1914 : La "défense nationale" signe l'arrêt de mort de la 2e Internationale

L'Internationale disait comment combattre la guerre, comment agir quand la guerre éclate. Elle disait : "Votez contre les crédits, appelez les masses au combat, préparez la guerre civile (la Commune donnée en exemple) ; rappelez-vous que les guerres ne sont que violences des classes dirigeantes contre les ouvriers, qu'elles sont enfantées par l'ordre capitaliste. Elle appelait à la lutte contre la guerre moderne". (...) Mais aujourd'hui !... Comme les social-chauvins de tous les pays l'ont déshonorée, l'Internationale !

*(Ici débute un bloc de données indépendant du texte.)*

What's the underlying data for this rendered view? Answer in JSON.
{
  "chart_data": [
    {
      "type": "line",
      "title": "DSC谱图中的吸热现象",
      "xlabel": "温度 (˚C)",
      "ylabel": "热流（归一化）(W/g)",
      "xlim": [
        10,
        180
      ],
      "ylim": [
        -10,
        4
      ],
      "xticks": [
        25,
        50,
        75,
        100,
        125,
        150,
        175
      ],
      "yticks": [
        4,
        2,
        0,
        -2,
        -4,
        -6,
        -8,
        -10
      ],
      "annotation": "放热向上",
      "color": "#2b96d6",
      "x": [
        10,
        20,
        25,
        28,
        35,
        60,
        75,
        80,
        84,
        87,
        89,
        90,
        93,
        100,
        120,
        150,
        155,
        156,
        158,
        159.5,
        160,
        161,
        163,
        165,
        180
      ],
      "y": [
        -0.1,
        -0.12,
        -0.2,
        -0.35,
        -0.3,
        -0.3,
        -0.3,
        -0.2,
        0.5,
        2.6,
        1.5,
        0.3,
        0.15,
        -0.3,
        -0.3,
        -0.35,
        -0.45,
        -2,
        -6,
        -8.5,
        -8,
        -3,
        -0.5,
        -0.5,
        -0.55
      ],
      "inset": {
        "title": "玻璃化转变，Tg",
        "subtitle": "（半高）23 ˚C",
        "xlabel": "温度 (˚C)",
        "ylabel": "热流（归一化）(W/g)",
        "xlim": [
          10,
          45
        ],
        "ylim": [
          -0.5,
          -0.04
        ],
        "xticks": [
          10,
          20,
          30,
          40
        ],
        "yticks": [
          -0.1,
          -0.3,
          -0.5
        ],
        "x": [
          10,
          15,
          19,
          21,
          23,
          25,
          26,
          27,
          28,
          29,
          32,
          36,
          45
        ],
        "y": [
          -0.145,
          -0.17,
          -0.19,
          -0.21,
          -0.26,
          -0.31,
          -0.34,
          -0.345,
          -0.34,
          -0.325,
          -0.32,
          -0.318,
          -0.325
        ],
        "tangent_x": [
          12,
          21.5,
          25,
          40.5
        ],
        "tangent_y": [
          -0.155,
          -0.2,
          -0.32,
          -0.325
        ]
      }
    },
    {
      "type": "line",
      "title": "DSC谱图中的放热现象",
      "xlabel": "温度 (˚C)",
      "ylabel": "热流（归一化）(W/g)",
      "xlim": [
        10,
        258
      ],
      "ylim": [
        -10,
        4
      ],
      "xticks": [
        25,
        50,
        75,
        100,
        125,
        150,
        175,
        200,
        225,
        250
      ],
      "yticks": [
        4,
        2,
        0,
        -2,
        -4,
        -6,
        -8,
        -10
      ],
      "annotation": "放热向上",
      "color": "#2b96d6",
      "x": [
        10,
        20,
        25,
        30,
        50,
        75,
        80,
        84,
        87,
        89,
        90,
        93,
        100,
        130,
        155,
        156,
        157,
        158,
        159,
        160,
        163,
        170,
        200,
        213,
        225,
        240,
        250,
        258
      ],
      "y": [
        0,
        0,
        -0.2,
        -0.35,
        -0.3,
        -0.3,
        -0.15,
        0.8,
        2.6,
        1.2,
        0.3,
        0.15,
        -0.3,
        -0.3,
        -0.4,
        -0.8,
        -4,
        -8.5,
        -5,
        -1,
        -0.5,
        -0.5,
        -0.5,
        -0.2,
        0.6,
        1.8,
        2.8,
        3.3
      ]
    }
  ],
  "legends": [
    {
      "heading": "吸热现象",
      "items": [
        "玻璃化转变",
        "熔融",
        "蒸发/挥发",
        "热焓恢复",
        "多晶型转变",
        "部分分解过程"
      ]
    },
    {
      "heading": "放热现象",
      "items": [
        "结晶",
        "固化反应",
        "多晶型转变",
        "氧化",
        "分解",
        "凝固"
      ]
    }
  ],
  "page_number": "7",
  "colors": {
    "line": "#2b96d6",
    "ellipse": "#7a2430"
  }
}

L'Internationale n'a jamais dit que les socialistes dussent participer à la "défense nationale" dans toute guerre défensive.(...) Dans les guerres impérialistes qui caractérisent toute notre époque, l'assaillant peut demain se trouver en état de défense et vice versa. Pour cette raison déjà, l'Internationale ne pouvait conseiller en toutes occasions la guerre défensive. Il ne faut pas confondre les fâcheuses déclarations isolées de quelques leaders socialistes avec l'opinion de l'Internationale.(...) La différence entre une guerre offensive et la guerre défensive est, dans la majorité des cas, tout à fait douteuse, écrivait Kautsky lui-même en 1905. Et, en 1907, au congrès de la social-démocratie allemande, à Essen, Kautsky, répliquant à Bebel, disait encore :
"En réalité, la question ne se posera pas pour nous en cas de guerre par rapport à telle ou telle nation isolée, car la guerre entre les grandes puissances deviendra une guerre mondiale et ne se limitera pas à deux Etats. Il arrivera qu'un beau jour le gouvernement allemand tentera de berner les travailleurs allemands, en leur assurant que la France est l'agresseur. Le gouvernement français fera de même de son côté. Et nous serons les témoins d'une guerre dans laquelle les ouvriers français et allemands, également enthousiastes et suivant leurs gouvernements, s'égorgeront entre eux."
(...) L'Internationale n'a jamais justifié ni préconisé ce qu'ont fait les social-chauvins en Allemagne, en Autriche, en France et en Belgique. Le simple recueil des résolutions de l'Internationale constituerait le meilleur réquisitoire contre les opportunistes qui les ont déchirées, amenant l'Internationale même au krach. Les opportunistes étaient très forts dans l'Internationale, mais pas assez pour affirmer, sous son égide, le patriotisme d'aujourd'hui claironné par Haase et Vaillant, Hervé et Sudekum. Au moment où l'opportunisme et le chauvinisme ont temporairement triomphé dans les plus grands partis européens, la 2e Internationale a cessé de vivre.
Une autre Internationale la remplacera.